Logo em meu primeiro ano aqui presenciei o golpe fatal desta lei que simplesmente irá matar nossa escola. Não existe eleição para reitor nessa instituição! Nossa ilustríssima diretora, que, devo dizer antes que se levante da cadeira localizada atrás de minha pessoa e desligue meu microfone, conseguiu conduzir muito bem os alunos em seu mandato, decretou que Milenna Dartagnam fosse a responsável pela reitoria que lança maior parte das regras da escola, sem que nem alunos e sequer corpo docente votasse. A sabotagem estava apenas começando. A sua primeira medida estratégica foi proibir o consumo de cerveja amanteigada nas propriedades da escola. Senhores, todos sabemos que freqüentar qualquer aula em uma escola de magia a partir do 5º ano sem o auxílio da cerveja amanteigada é uma coisa impossível. Nós, pobres estudantes dedicados, ficamos sem qualquer recurso sedativo para que, devidamente alcoolizados, pudéssemos debater sobre os rumos da sociedade bruxa na próxima década.
A falta de cerveja amanteigada também minou completamente as relações amorosas dentro da escola, pois sem a sua ajuda, nossas poucas companheiras de sexo feminino disponíveis ficaram bem menos atraentes. A cultura do Snap Explosivo, que tanto estimulava nossa competitividade e habilidade para mentir, foi destruída, pois é impossível jogar uma partida inteira estando sóbrio.
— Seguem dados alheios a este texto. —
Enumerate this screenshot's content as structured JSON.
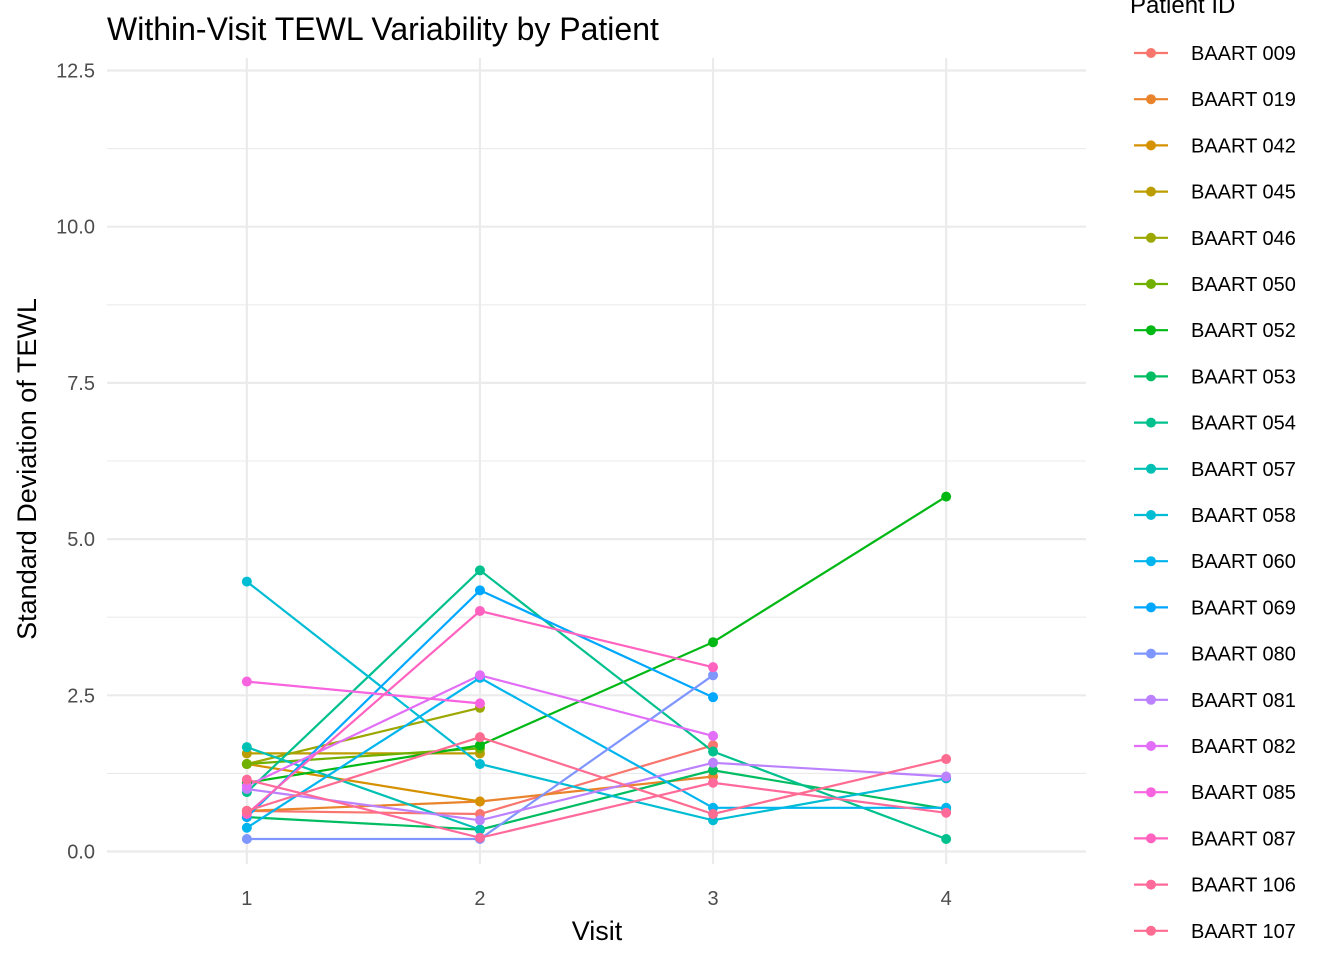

É por isso que não vejo muito futuro nesta turma de formandos e nas próximas que nos seguirão. Lamentavelmente fazemos parte de uma geração que foi obrigada a aprender em uma instituição desmoralizada pela ausência de álcool. Onde está a seriedade da Academia de Magia Beauxbatons? Até mesmo os professores e funcionários perderam sua moral. Como acordar cedo e dar uma aula de Cálculos Lunares sem uma boa dose de whisky de Fogo? Como corrigir uma pilha de provas ilegíveis e com idéias absurdas de Poções, sem a ajuda de generosas taças de vinho?
Só vemos bagunça em nossos corredores, o nível dos debates cai, os argumentos fazem cada vez mais sentido e alunos não alcoólatras que não mereciam estar em uma instituição com tamanho prestígio continuam freqüentando nossas salas de aula. Ninguém tem a falta de sobriedade para expulsá-los.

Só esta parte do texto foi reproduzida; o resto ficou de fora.